ADB Flags Risk: Prolonged Energy Disruptions Could Hit Asia Growth, Raise Inflation
A prolonged disruption in global energy supplies could push parts of Asia into a phase of slower growth and higher inflation, the Asian Development Bank has cautioned, highlighting the economic risks from the ongoing West Asia conflict.
At the core of the concern is the region’s heavy dependence on imported fuel, which makes it vulnerable to sustained price shocks and supply bottlenecks. According to the assessment, if these disruptions continue for over a year, economic growth across Asia-Pacific could take a noticeable hit in 2026–27, while inflationary pressures may intensify sharply.

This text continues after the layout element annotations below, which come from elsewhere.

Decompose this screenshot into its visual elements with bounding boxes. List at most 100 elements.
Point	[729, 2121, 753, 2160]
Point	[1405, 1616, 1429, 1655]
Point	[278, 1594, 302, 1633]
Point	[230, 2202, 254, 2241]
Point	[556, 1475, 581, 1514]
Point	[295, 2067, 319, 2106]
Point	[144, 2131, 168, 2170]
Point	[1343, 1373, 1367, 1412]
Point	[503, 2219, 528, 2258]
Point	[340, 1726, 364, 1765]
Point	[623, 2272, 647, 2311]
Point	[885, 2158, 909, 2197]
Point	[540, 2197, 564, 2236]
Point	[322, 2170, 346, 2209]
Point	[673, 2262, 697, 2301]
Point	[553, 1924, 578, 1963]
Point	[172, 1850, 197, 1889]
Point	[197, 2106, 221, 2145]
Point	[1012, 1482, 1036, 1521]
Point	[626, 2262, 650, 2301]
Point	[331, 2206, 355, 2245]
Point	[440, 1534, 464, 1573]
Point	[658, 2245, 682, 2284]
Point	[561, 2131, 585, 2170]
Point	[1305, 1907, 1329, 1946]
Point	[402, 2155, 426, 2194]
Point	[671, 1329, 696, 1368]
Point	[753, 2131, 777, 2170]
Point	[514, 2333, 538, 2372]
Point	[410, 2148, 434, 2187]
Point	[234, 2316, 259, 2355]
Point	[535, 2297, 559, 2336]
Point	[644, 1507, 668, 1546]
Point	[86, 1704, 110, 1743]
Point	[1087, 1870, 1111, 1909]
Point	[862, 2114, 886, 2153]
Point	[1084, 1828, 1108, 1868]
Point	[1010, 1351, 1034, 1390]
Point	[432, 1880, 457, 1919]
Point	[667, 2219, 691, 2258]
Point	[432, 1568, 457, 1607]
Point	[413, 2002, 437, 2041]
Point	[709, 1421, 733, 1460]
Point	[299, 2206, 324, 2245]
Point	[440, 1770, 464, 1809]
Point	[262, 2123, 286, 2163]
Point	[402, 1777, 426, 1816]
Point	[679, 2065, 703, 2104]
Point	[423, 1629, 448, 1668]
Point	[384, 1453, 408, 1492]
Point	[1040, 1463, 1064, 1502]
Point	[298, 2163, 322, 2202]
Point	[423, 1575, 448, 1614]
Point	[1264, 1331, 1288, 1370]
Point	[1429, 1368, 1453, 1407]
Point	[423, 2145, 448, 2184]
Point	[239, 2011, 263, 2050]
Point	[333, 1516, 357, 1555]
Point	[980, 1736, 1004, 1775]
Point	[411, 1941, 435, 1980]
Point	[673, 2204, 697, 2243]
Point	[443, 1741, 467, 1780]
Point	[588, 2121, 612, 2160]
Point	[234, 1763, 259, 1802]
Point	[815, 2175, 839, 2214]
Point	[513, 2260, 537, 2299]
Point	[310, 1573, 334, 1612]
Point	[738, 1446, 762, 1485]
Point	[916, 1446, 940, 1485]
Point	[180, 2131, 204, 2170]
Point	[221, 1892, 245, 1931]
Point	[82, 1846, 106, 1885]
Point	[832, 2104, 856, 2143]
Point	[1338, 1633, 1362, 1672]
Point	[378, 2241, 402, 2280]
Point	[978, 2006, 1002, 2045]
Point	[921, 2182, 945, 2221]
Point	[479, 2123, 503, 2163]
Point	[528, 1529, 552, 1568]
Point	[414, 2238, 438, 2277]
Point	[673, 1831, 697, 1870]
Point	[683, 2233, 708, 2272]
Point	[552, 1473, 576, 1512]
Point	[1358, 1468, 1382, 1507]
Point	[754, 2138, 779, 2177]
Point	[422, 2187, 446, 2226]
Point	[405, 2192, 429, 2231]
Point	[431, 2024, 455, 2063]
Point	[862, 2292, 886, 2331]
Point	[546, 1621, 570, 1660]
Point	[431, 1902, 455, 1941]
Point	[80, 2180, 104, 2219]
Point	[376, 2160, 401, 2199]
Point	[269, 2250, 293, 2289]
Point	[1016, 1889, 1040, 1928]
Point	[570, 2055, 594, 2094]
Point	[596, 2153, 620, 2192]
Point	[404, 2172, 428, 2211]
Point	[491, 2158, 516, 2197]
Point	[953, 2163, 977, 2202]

The impact is unlikely to be uniform. Southeast Asian economies are seen facing the steepest slowdown in growth, whereas South Asia could experience the most pronounced rise in inflation. Beyond macro indicators, the effects may spill into sectors such as tourism and inward remittances, both of which are sensitive to global uncertainty.
Albert Park noted that such conditions could force developing economies into a difficult balancing act between sustaining growth and controlling inflation. He stressed the importance of shielding vulnerable groups from price shocks.
The report suggests that governments should focus on stabilising markets rather than artificially suppressing prices, while central banks remain alert to inflation risks. It also underscores the need for energy conservation measures in the event of prolonged shortages.